E dali em diante, o Jungkook que ainda vestia camisas por fora das calças e usava uns ténis pretos começou a contar-me partes da sua vida, mais concretamente do dia do seu casamento, dois dias antes, sobre como ele escreveu votos bonitos e sinceros e a sua noiva, esposa, improvisou de cabeça, com três palavras tão fúteis quando usadas. Falou-me sobre como não se sentiu bem no próprio dia do casamento, sobre como até achou que o padre estava o julgando enquanto a sua noiva, esposa, caminhava até ao altar com um vestido curto. Falou-me sobre como ia o cabelo dela, cachos e um grande travessão prateado e branco, e sobre como ela usou maquilhagem demais mas também sobre como ele não disse nada.
Jungkook falou-me de tudo daquele dia e ali eu pude saber metade da personalidade de Sori Na, mas também da de Jungkook. Sobre como casar não era o que ele entendia ser e só tinham passado dois dias. Sobre como estava na sua lua de mel à dois dias igualmente e ainda só tinha estado duas mísera horas com a sua esposa.
E vi-o irritado, a bater o punho no balcão, sem muita força, a ser homem, a não gostar daquilo, a ver a sua vida andar para trás como uma coisa má, como se isso não fosse o que ele queria fazer e ter.
E vi-o engolir com desgosto cinco copos de whisky, cada vez mais miserável, cada vez com menos esforço.
Até que ele disse, após duas horas de conversa:
''E você, Jimin?''
E ele sabia o meu nome, eu não sabia como, porque eu não tinha lhe dito, mas eu sabia o dele, porque ele citou para mim as palavras do padre quando lhe foi concebido o matrimónio.
Jeon Jungkook, a primeira vez que ouvi seu nome.
''Eu?'' Foi o que murmurei antes de unir as minhas sobrancelhas para ele, já virados um para o outro, de lado no balcão.
E com o olhar, ele soube apontar para cima, para a tv pequena, e inocente eu olhei, olhei para o maior desgosto da minha vida, maior do que o meu casamento agora sabido falho.
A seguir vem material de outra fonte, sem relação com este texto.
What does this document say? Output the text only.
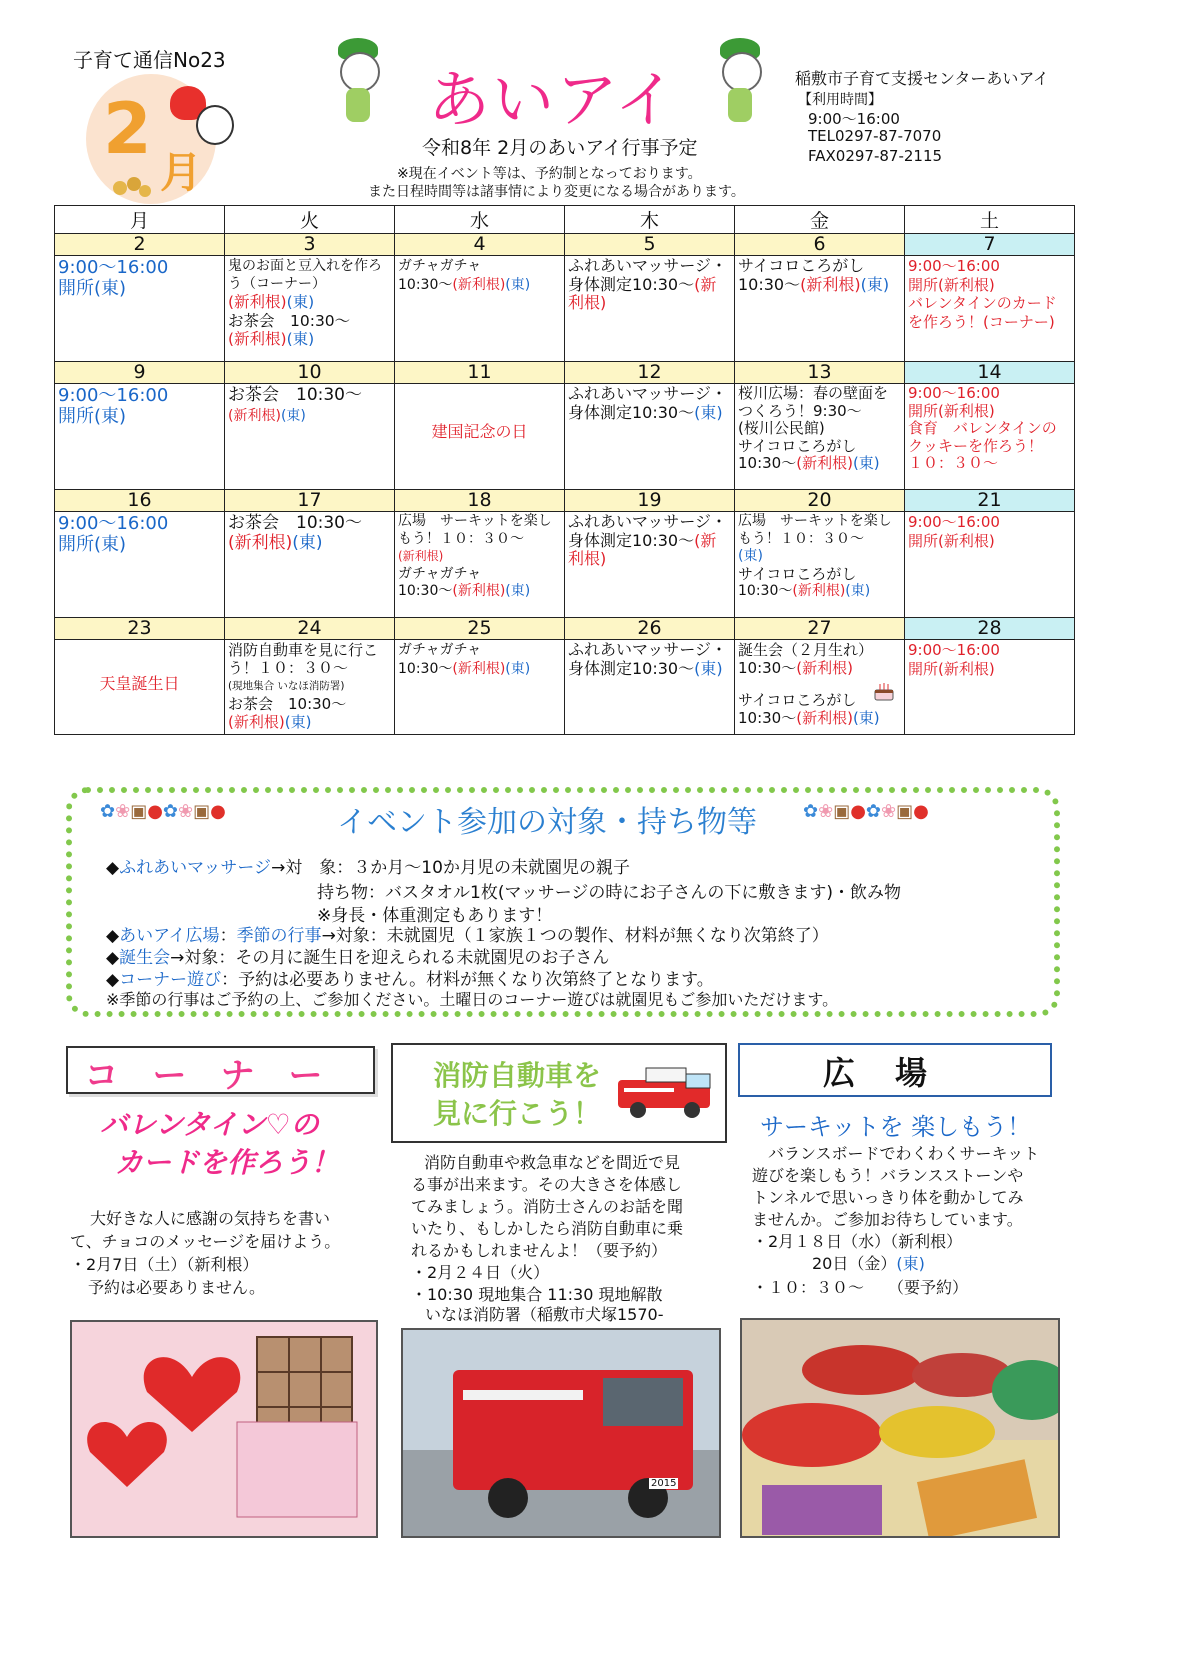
子育て通信No23
2
月
あいアイ
令和8年 2月のあいアイ行事予定
※現在イベント等は、予約制となっております。
また日程時間等は諸事情により変更になる場合があります。
稲敷市子育て支援センターあいアイ
【利用時間】
9:00～16:00
TEL0297-87-7070
FAX0297-87-2115
月	火	水	木	金	土
2	3	4	5	6	7

9:00～16:00
開所(東)	鬼のお面と豆入れを作ろう（コーナー）
(新利根)(東)
お茶会　10:30～
(新利根)(東)	ガチャガチャ
10:30～(新利根)(東)	ふれあいマッサージ・身体測定10:30～(新利根)	サイコロころがし
10:30～(新利根)(東)	9:00～16:00
開所(新利根)
バレンタインのカードを作ろう！(コーナー)

9	10	11	12	13	14

9:00～16:00
開所(東)	お茶会　10:30～
(新利根)(東)	建国記念の日	ふれあいマッサージ・身体測定10:30～(東)	桜川広場：春の壁面をつくろう！9:30～
(桜川公民館)
サイコロころがし
10:30～(新利根)(東)	9:00～16:00
開所(新利根)
食育　バレンタインのクッキーを作ろう！
１０：３０～

16	17	18	19	20	21

9:00～16:00
開所(東)	お茶会　10:30～
(新利根)(東)	広場　サーキットを楽しもう！１０：３０～
(新利根)
ガチャガチャ
10:30～(新利根)(東)	ふれあいマッサージ・身体測定10:30～(新利根)	広場　サーキットを楽しもう！１０：３０～
(東)
サイコロころがし
10:30～(新利根)(東)	9:00～16:00
開所(新利根)

23	24	25	26	27	28

天皇誕生日	消防自動車を見に行こう！１０：３０～
(現地集合 いなほ消防署)
お茶会　10:30～
(新利根)(東)	ガチャガチャ
10:30～(新利根)(東)	ふれあいマッサージ・身体測定10:30～(東)	誕生会（２月生れ）
10:30～(新利根)
サイコロころがし
10:30～(新利根)(東)	9:00～16:00
開所(新利根)
✿❀▣●✿❀▣●	イベント参加の対象・持ち物等	✿❀▣●✿❀▣●
◆ふれあいマッサージ→対　象：３か月～10か月児の未就園児の親子
持ち物：バスタオル1枚(マッサージの時にお子さんの下に敷きます)・飲み物
※身長・体重測定もあります！
◆あいアイ広場：季節の行事→対象：未就園児（１家族１つの製作、材料が無くなり次第終了）
◆誕生会→対象：その月に誕生日を迎えられる未就園児のお子さん
◆コーナー遊び：予約は必要ありません。材料が無くなり次第終了となります。
※季節の行事はご予約の上、ご参加ください。土曜日のコーナー遊びは就園児もご参加いただけます。
コーナー
バレンタイン♡の
カードを作ろう！
大好きな人に感謝の気持ちを書い
て、チョコのメッセージを届けよう。
・2月7日（土）（新利根）
予約は必要ありません。
消防自動車を
見に行こう！
消防自動車や救急車などを間近で見
る事が出来ます。その大きさを体感し
てみましょう。消防士さんのお話を聞
いたり、もしかしたら消防自動車に乗
れるかもしれませんよ！（要予約）
・2月２４日（火）
・10:30 現地集合 11:30 現地解散
いなほ消防署（稲敷市犬塚1570-
2015
広場
サーキットを 楽しもう！
バランスボードでわくわくサーキット
遊びを楽しもう！バランスストーンや
トンネルで思いっきり体を動かしてみ
ませんか。ご参加お待ちしています。
・2月１８日（水）（新利根）
20日（金）(東)
・１０：３０～　　（要予約）
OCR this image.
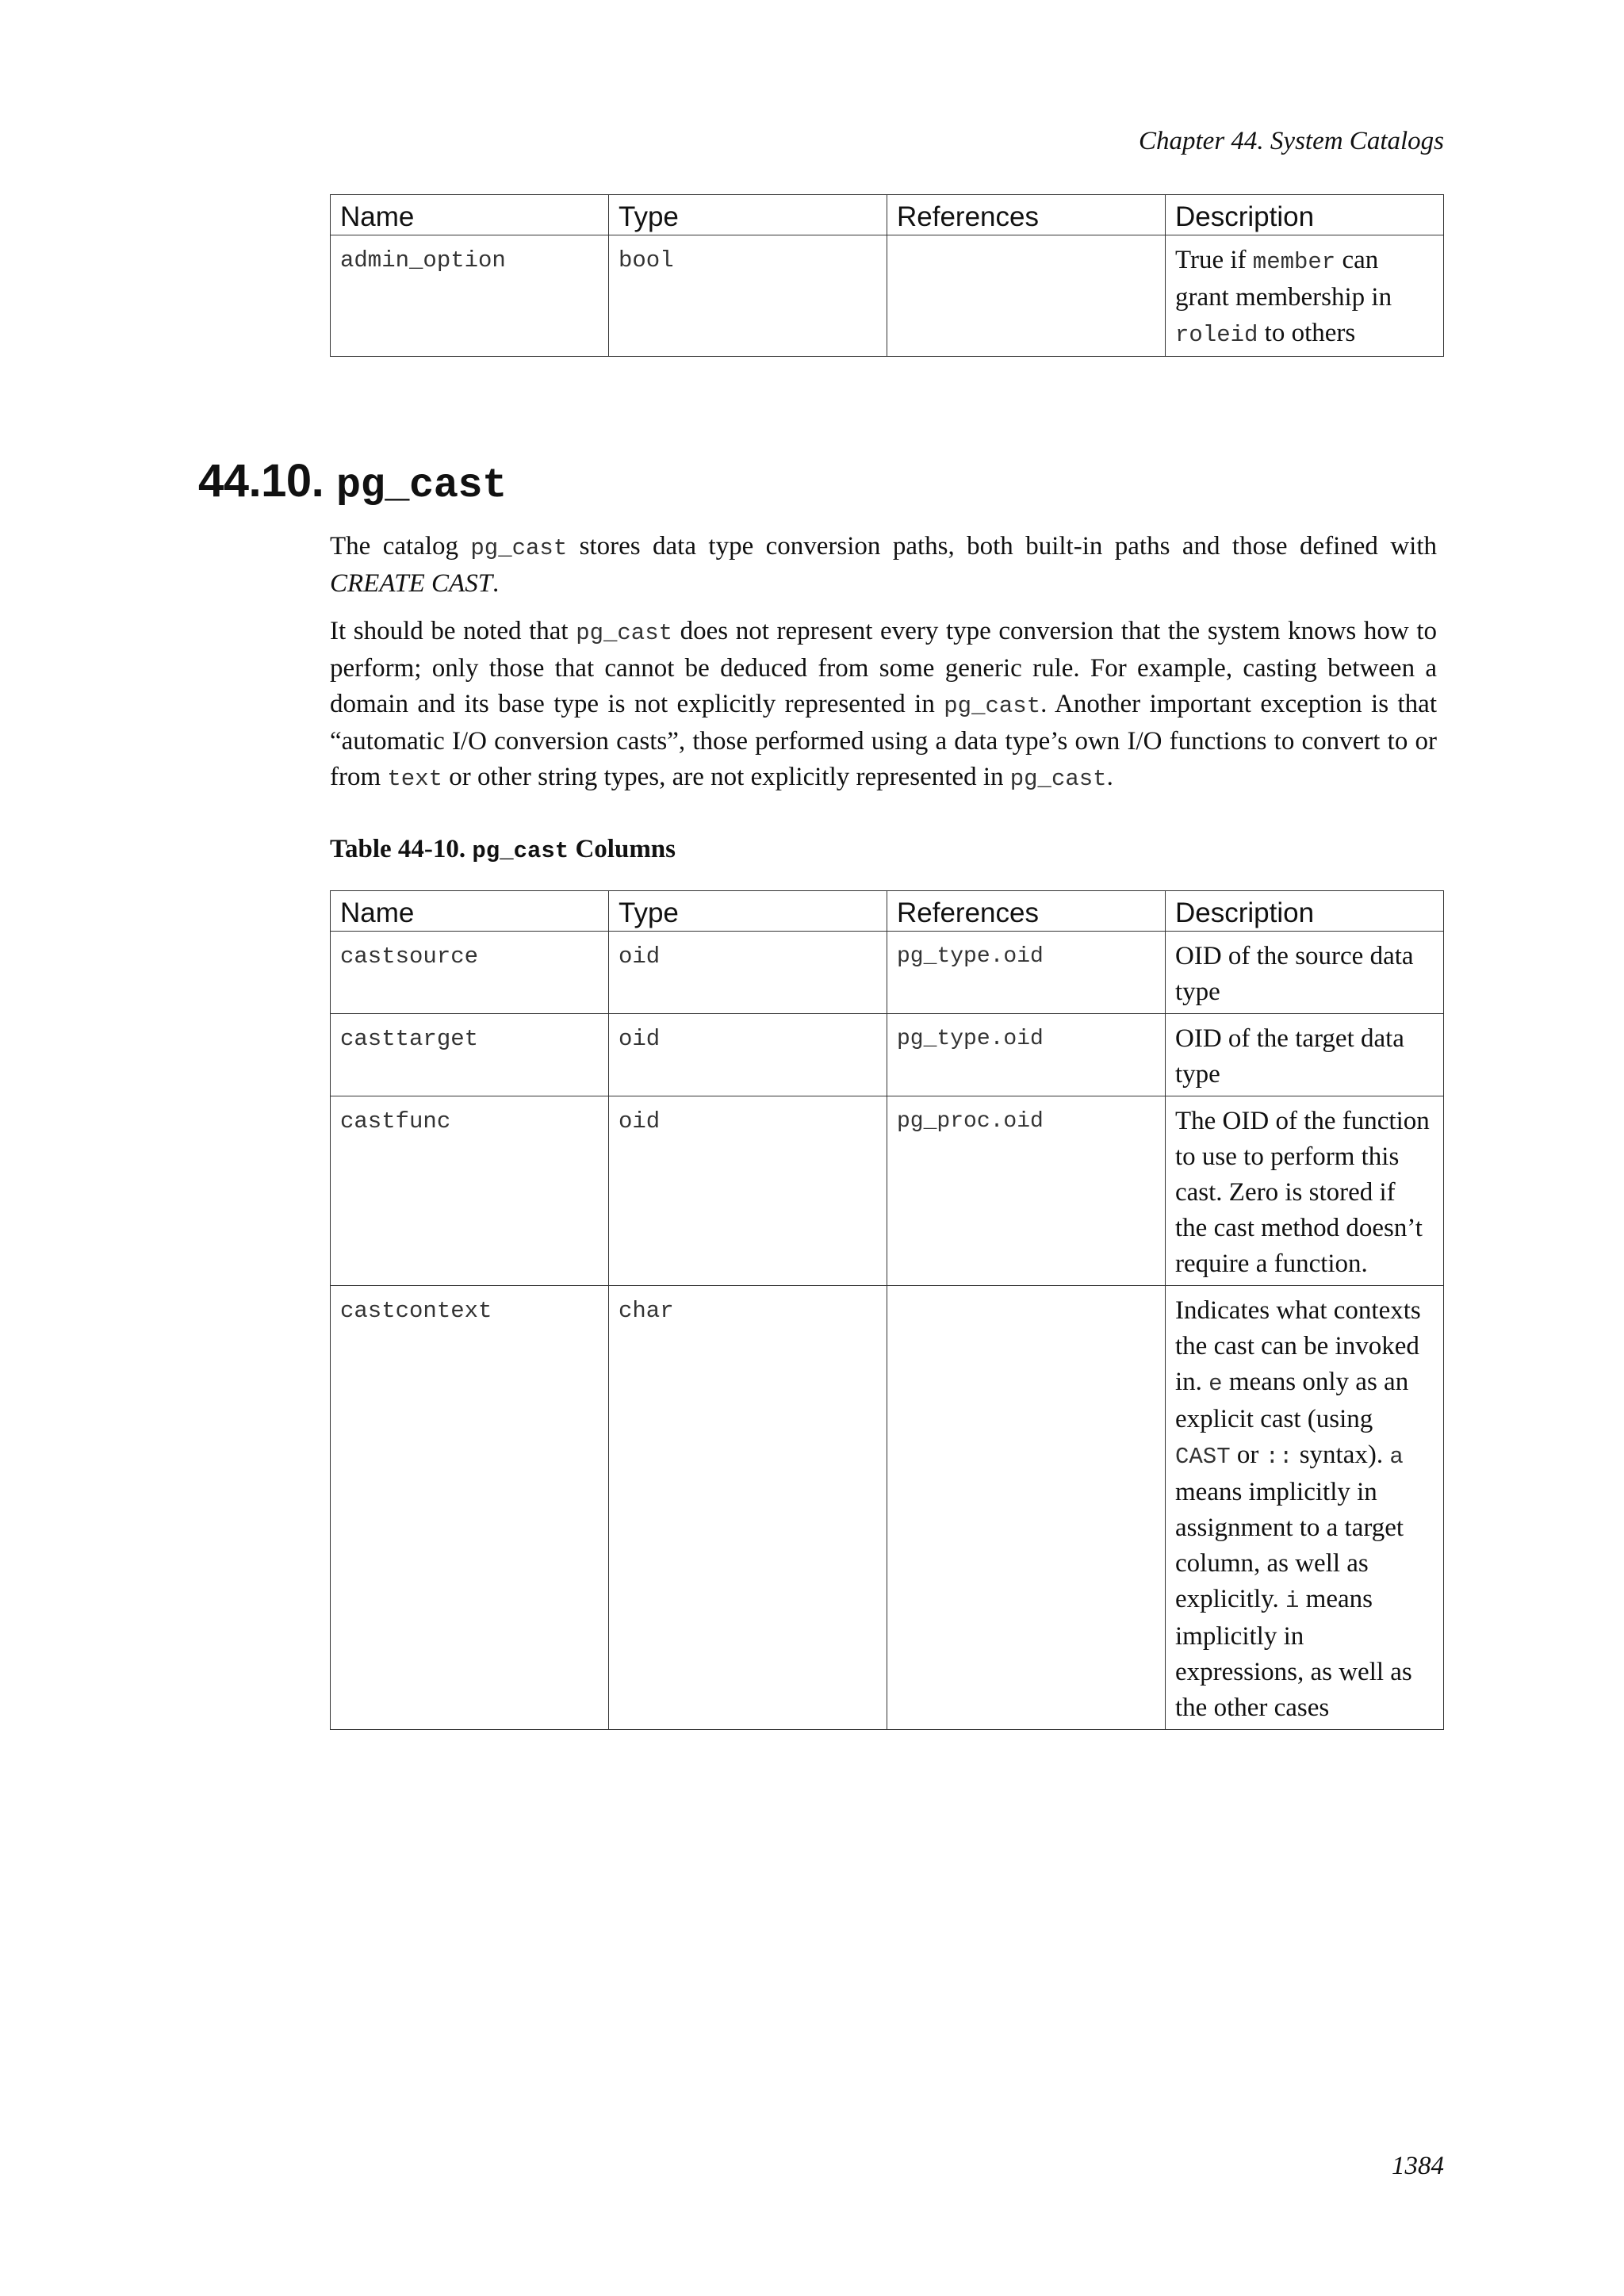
Chapter 44. System Catalogs
Name	Type	References	Description
admin_option	bool		True if member can grant membership in roleid to others
44.10. pg_cast

The catalog pg_cast stores data type conversion paths, both built-in paths and those defined with CREATE CAST.

It should be noted that pg_cast does not represent every type conversion that the system knows how to perform; only those that cannot be deduced from some generic rule. For example, casting between a domain and its base type is not explicitly represented in pg_cast. Another important exception is that “automatic I/O conversion casts”, those performed using a data type’s own I/O functions to convert to or from text or other string types, are not explicitly represented in pg_cast.

Table 44-10. pg_cast Columns

Name	Type	References	Description
castsource	oid	pg_type.oid	OID of the source data type
casttarget	oid	pg_type.oid	OID of the target data type
castfunc	oid	pg_proc.oid	The OID of the function to use to perform this cast. Zero is stored if the cast method doesn’t require a function.
castcontext	char		Indicates what contexts the cast can be invoked in. e means only as an explicit cast (using CAST or :: syntax). a means implicitly in assignment to a target column, as well as explicitly. i means implicitly in expressions, as well as the other cases
1384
''Porque desistiu, Park Jimin?'' Ele proferiu, no tom grave mais uma vez, e eu encarei-o, sem saber porquê que gostava tanto de ouvir o meu nome deslizar pela sua língua.
E agora sabia-o tão bem.
''Não desisti, precisei criar prioridades.'' Eu disse, agora eu com desgosto, observando o meu copo intocável e pegando-o, querendo beber agora, mas antes que ele tocasse os meus lábios, Jungkook pegou-o e até o levou aos seus lábios, antes de me olhar e decidir não o fazer.
''Pelo que eu estou vendo, você tinha chances de ganhar e se tornar profissional, ter umas boas saídas no mercado.''
E eu estranhei ouvi-lo assim, como um homem de negócios para alguém que me parecia, de início, uma criança a beber no bar de snacks.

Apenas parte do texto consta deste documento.